Northeastern Section–41st Annual Meeting (20–22 March 2006)

Paper No. 2
Presentation Time: 8:00 AM-12:00 PM


BARNETT, Judyth, GREENEMEIER, Richard, FULTON, Albert, MATTESON, Damon K. and EBERT, James R., Earth Sciences Department, SUNY College at Oneonta, Ravine Parkway, Oneonta, NY 13820-4015,

Large road cuts along I-88 near Schoharie, NY provide nearly continuous exposure of the Helderberg Group (U. Sil. - L. Dev.). The easternmost outcrop has yielded new insights regarding the Green Vedder Member (GVM, informal, i.e. upper, thin-bedded Thacher) of the Manlius Formation.

The GVM rests on the Clockville Discontinuity, which is marked by a coarse, intraclastic lag with numerous stromatoporoids. Large clasts (up to 6.5 cm) are similar in lithology to the topmost Thacher bed below. Semi-exotic clasts of dolostone may be derived from deeper exhumation associated with channels in the uppermost Thacher. The Clockville bed, which records initial transgressive flooding, is capped by a pyritic hardground and thin black shale recording sediment starvation during early highstand.

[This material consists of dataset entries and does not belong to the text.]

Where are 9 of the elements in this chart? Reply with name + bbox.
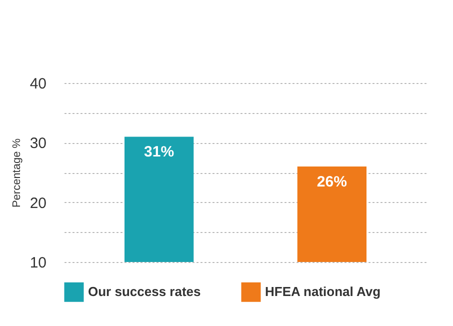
legend-label: Our success rates (88, 284, 201, 300)
y-tick-label: 20 (30, 194, 46, 212)
y-tick-label: 30 (30, 135, 46, 152)
y-axis-title: Percentage % (10, 138, 23, 208)
y-tick-label: 10 (30, 254, 46, 272)
data-label: 31% (144, 144, 174, 161)
legend-label: HFEA national Avg (265, 284, 381, 300)
data-label: 26% (316, 174, 347, 191)
y-tick-label: 40 (30, 76, 46, 92)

The GVM comprises tempestitic wackestones and packstones that alternate with “background” sediments comprised of dark, carbonaceous shales. GVM shales yield a sparse shelly fauna of ostracods, brachiopods, and skeletal debris of the pelagic crinoid Scyphocrinites. Tentaculites conches occur rarely in specific beds. Matteson, Natel and Ebert (1996) reported a distinctive carbonized biota from these shales. Articulated assemblages of scolecodont elements and preservation of soft tissues are common. Most of the fauna is restricted to the basal and/or upper few millimeters of the shales; medial portions are barren.

Fauna in the limestones is dominated by ostracods and valves of Stropheodonta varistriata with some bryozoans and gastropods. Skeletal debris of Scyphocrinites is common and rare plate loboliths (Camarocrinus stellatus) occur as well. The soles of many GVM limestones display obrution-type preservation of the delicate crinoid Lasiocrinus scoparius, which supports the interpretation of the GVM limestones as tempestites. Post-storm colonization of the substrate is represented by in situ monospecific clusters of Howellella vanuxemi.